A mural at the San Elijo Retail Center in Cardiff-by-the-Sea has gone away. Local artist Kevin Anderson completed the four-by-seven-foot painting a year ago at the request of Commercial Facilities, Inc. The company manages the property, located on San Elijo Avenue in view of the Pacific Ocean and the beach. To the west run South Coast Highway 101 and railroad tracks.
“I did the mural for $600, a lot cheaper than I normally do,” Anderson tells me, “only because I love the area, do a lot of work down there, and know everybody. It started out as a seascape with a sunset. I kept seeing people that I know, and they’d come by and talk to me as I was painting. One day, a guy was sitting around playing the guitar. So, wham, I painted him into the picture and thought, ‘What a great idea. Let’s put some people in there that are from the area, including several that are homeless.’ I even painted in one of the clerks who work at the liquor store.” The mural was painted on wood shaped like a wine cask on the front of Mar Vista Liquor, a tenant in the building.
“Nobody seemed to mind,” says Anderson, “so I finished the mural that way.” But there was a hint of trouble ahead. Mike Paeske, vice president of Commercial Facilities Inc., asked that a cigarette in one character’s mouth be taken out of the painting. No problem. “I believe he thought it was a joint, so I painted over it,” Anderson continues. “If I’m working on something for somebody, they can tell me at any time what they want me to change, and I’m happy to do it. But I did think the cigarette thing was a little strange. He might have not liked the mural from the start, but he didn’t say anything more. And at the end, he paid me in full.”
The title of the mural, painted at the top, is Puesta del Sol, which means “sunset” in Spanish. The people Anderson painted into the picture, however, are now more prominent than the sun.
Anderson, 51, owns a house in Encinitas, where he lives with his wife and daughter. He makes his living primarily as a muralist, and his work can be seen all over Cardiff. “I’ve just been hired to paint a big mural in Solana Beach,” he tells me.

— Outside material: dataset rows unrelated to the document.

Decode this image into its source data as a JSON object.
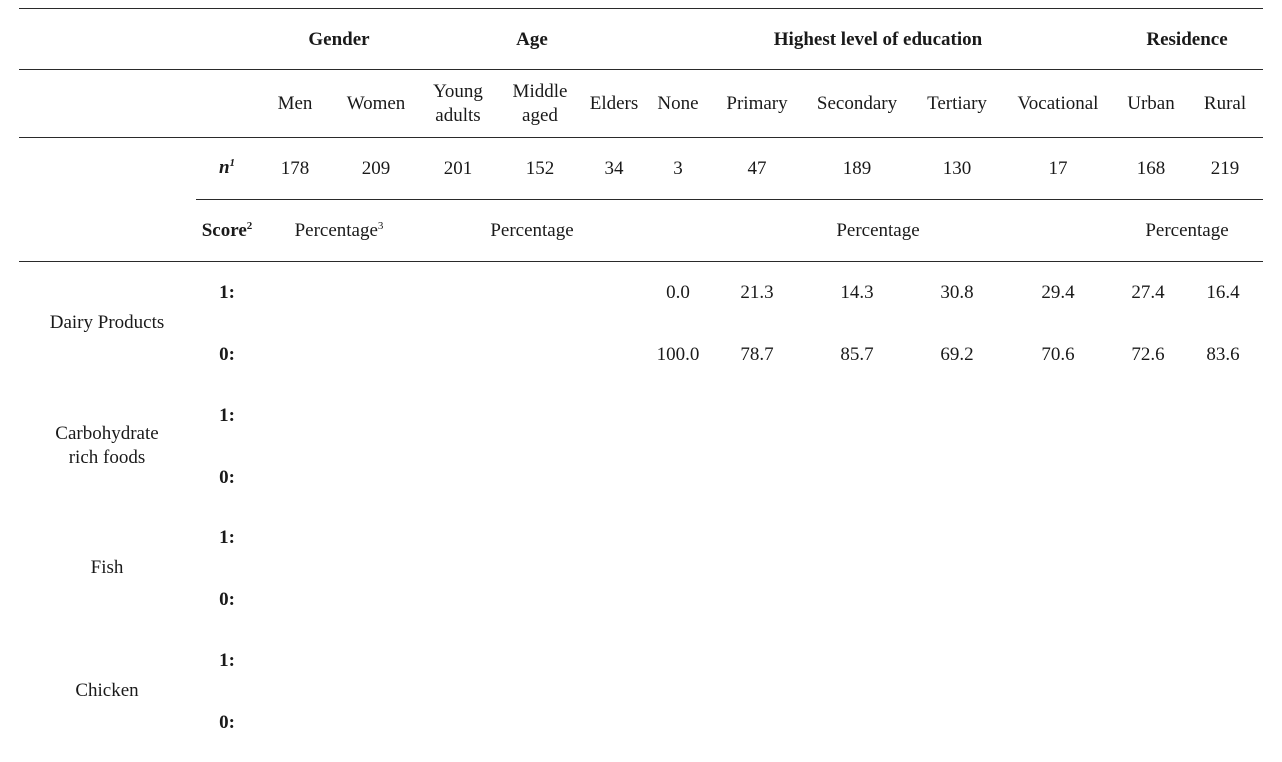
{
  "groups": {
    "gender": "Gender",
    "age": "Age",
    "education": "Highest level of education",
    "residence": "Residence"
  },
  "columns": {
    "men": "Men",
    "women": "Women",
    "young_adults": [
      "Young",
      "adults"
    ],
    "middle_aged": [
      "Middle",
      "aged"
    ],
    "elders": "Elders",
    "none": "None",
    "primary": "Primary",
    "secondary": "Secondary",
    "tertiary": "Tertiary",
    "vocational": "Vocational",
    "urban": "Urban",
    "rural": "Rural"
  },
  "n_row": {
    "label": "n",
    "sup": "1",
    "values": [
      "178",
      "209",
      "201",
      "152",
      "34",
      "3",
      "47",
      "189",
      "130",
      "17",
      "168",
      "219"
    ]
  },
  "score_row": {
    "label": "Score",
    "sup": "2",
    "gender_pct": "Percentage",
    "gender_sup": "3",
    "age_pct": "Percentage",
    "education_pct": "Percentage",
    "residence_pct": "Percentage"
  },
  "foods": [
    {
      "name": [
        "Dairy Products"
      ],
      "rows": [
        {
          "score": "1:",
          "none": "0.0",
          "primary": "21.3",
          "secondary": "14.3",
          "tertiary": "30.8",
          "vocational": "29.4",
          "urban": "27.4",
          "rural": "16.4"
        },
        {
          "score": "0:",
          "none": "100.0",
          "primary": "78.7",
          "secondary": "85.7",
          "tertiary": "69.2",
          "vocational": "70.6",
          "urban": "72.6",
          "rural": "83.6"
        }
      ]
    },
    {
      "name": [
        "Carbohydrate",
        "rich foods"
      ],
      "rows": [
        {
          "score": "1:"
        },
        {
          "score": "0:"
        }
      ]
    },
    {
      "name": [
        "Fish"
      ],
      "rows": [
        {
          "score": "1:"
        },
        {
          "score": "0:"
        }
      ]
    },
    {
      "name": [
        "Chicken"
      ],
      "rows": [
        {
          "score": "1:"
        },
        {
          "score": "0:"
        }
      ]
    }
  ]
}
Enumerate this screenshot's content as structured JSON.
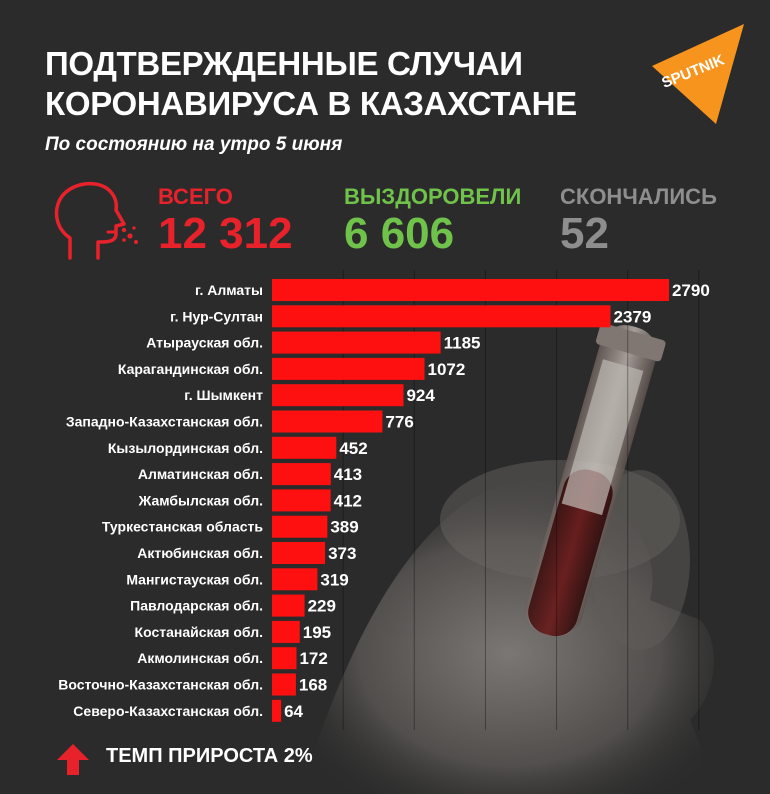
{
  "header": {
    "title_line1": "ПОДТВЕРЖДЕННЫЕ СЛУЧАИ",
    "title_line2": "КОРОНАВИРУСА В КАЗАХСТАНЕ",
    "subtitle": "По состоянию на утро 5 июня"
  },
  "logo": {
    "text": "SPUTNIK",
    "color": "#f7941d"
  },
  "stats": {
    "total": {
      "label": "ВСЕГО",
      "value": "12 312",
      "color": "#e8222a"
    },
    "recovered": {
      "label": "ВЫЗДОРОВЕЛИ",
      "value": "6 606",
      "color": "#6fc24a"
    },
    "died": {
      "label": "СКОНЧАЛИСЬ",
      "value": "52",
      "color": "#8e8e8e"
    }
  },
  "icons": {
    "head": "coughing-head-icon",
    "arrow": "arrow-up-icon"
  },
  "footer": {
    "text": "ТЕМП ПРИРОСТА 2%"
  },
  "chart_data": {
    "type": "bar",
    "orientation": "horizontal",
    "bar_color": "#ff1010",
    "categories": [
      "г. Алматы",
      "г. Нур-Султан",
      "Атырауская обл.",
      "Карагандинская обл.",
      "г. Шымкент",
      "Западно-Казахстанская обл.",
      "Кызылординская обл.",
      "Алматинская обл.",
      "Жамбылская обл.",
      "Туркестанская область",
      "Актюбинская обл.",
      "Мангистауская обл.",
      "Павлодарская обл.",
      "Костанайская обл.",
      "Акмолинская обл.",
      "Восточно-Казахстанская обл.",
      "Северо-Казахстанская обл."
    ],
    "values": [
      2790,
      2379,
      1185,
      1072,
      924,
      776,
      452,
      413,
      412,
      389,
      373,
      319,
      229,
      195,
      172,
      168,
      64
    ],
    "data_labels": [
      "2790",
      "2379",
      "1185",
      "1072",
      "924",
      "776",
      "452",
      "413",
      "412",
      "389",
      "373",
      "319",
      "229",
      "195",
      "172",
      "168",
      "64"
    ],
    "xlim": [
      0,
      3500
    ],
    "grid": true
  }
}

Over the last eight months, Anderson spent significant time in the area doing canvas paintings of the scenery, which is “spectacular,” he says. “You can see Seaside Beach and La Jolla south and Swami’s Beach to the north. Besides the sunsets, the beach, the cliffs in the distance, I was putting trains in some of the paintings.
“Not long ago — I think it was May 4 — I saw a worker with a ladder and paint bucket heading toward the liquor store. As he got closer to the building, I ran across the street and asked what he was up to. ‘I’ve got a work order to cover the mural up,’ he told me. So, right away, I called Mr. Paeske and asked that he stop the work. We went round and round about it, and he finally told me he’d allow a little time for me to remove the wood that the mural is on and take it somewhere else.”
In Anderson’s view, the mural’s fate is due to unwarranted beliefs about homeless people. “But those ideas are so ingrained,” he tells me, “ that there’s little you can do about them.”
I reach Mike Paeske at his Sorrento Valley office. “Over the last couple of years,” he says, “we’ve had issues with transients and vandalism to our property. The sheriff’s department came to us a couple of weeks ago and finally identified a number of individuals who were responsible for it. They told me that the individuals depicted in the mural were the ones. We didn’t want to be memorializing those people on our building, so we asked that the mural be removed.”
Paeske says he has a laundry list of chores and expenses associated with the transients hanging around the San Elijo Retail Center. They include cleaning up trash and defecation and replacing locks that have been glued shut around the building. “The most recent thing was a window broken by a bottle. The alley smells like urine because people are constantly urinating back there. After dealing with all the intoxication and fighting, which is causing our tenants to lose customers, we said we’ve had enough. We let it go for a long period of time and let the sheriff handle it. Finally, removing the mural was one of the things they asked us to do to help enforce the law.”
Surprisingly, the situation has not provoked hostility between property manager and painter. “Mr. Paeske’s tone of voice has been real nice lately,” says Anderson. “But he’s firm on making the change. And it’s not an anger thing with me. I’m just sad about it. One alternative he offered me was to take the people out of the mural and keep it on the building. You may think I’m stubborn or stupid, but something in me is not letting me do that. I’d lose my integrity as an artist that way.
“And it feels like they’re profiling these people,” Anderson continues. “If you walked by the mural, you would think that it’s just a bunch of people sitting around a campfire enjoying a party. It doesn’t portray anything illicit, no drug taking or drinking, just a few people around a campfire with a nice sunset in the background. One of them is playing a guitar, another a harmonica. Even if you knew the people, you wouldn’t recognize them,” Anderson claims. “I grew up with two of them, and they’re not troublemakers. If anything, they make the town a better place.”
In the meantime, Anderson learned that a flyer with mug shots of several people in his mural has turned up in the San Elijo Retail Center’s businesses. Words at the top of the page read “Cal-Photo Image Network Mugbook.” The business owners are asked to call the sheriff’s department if they see any of the people.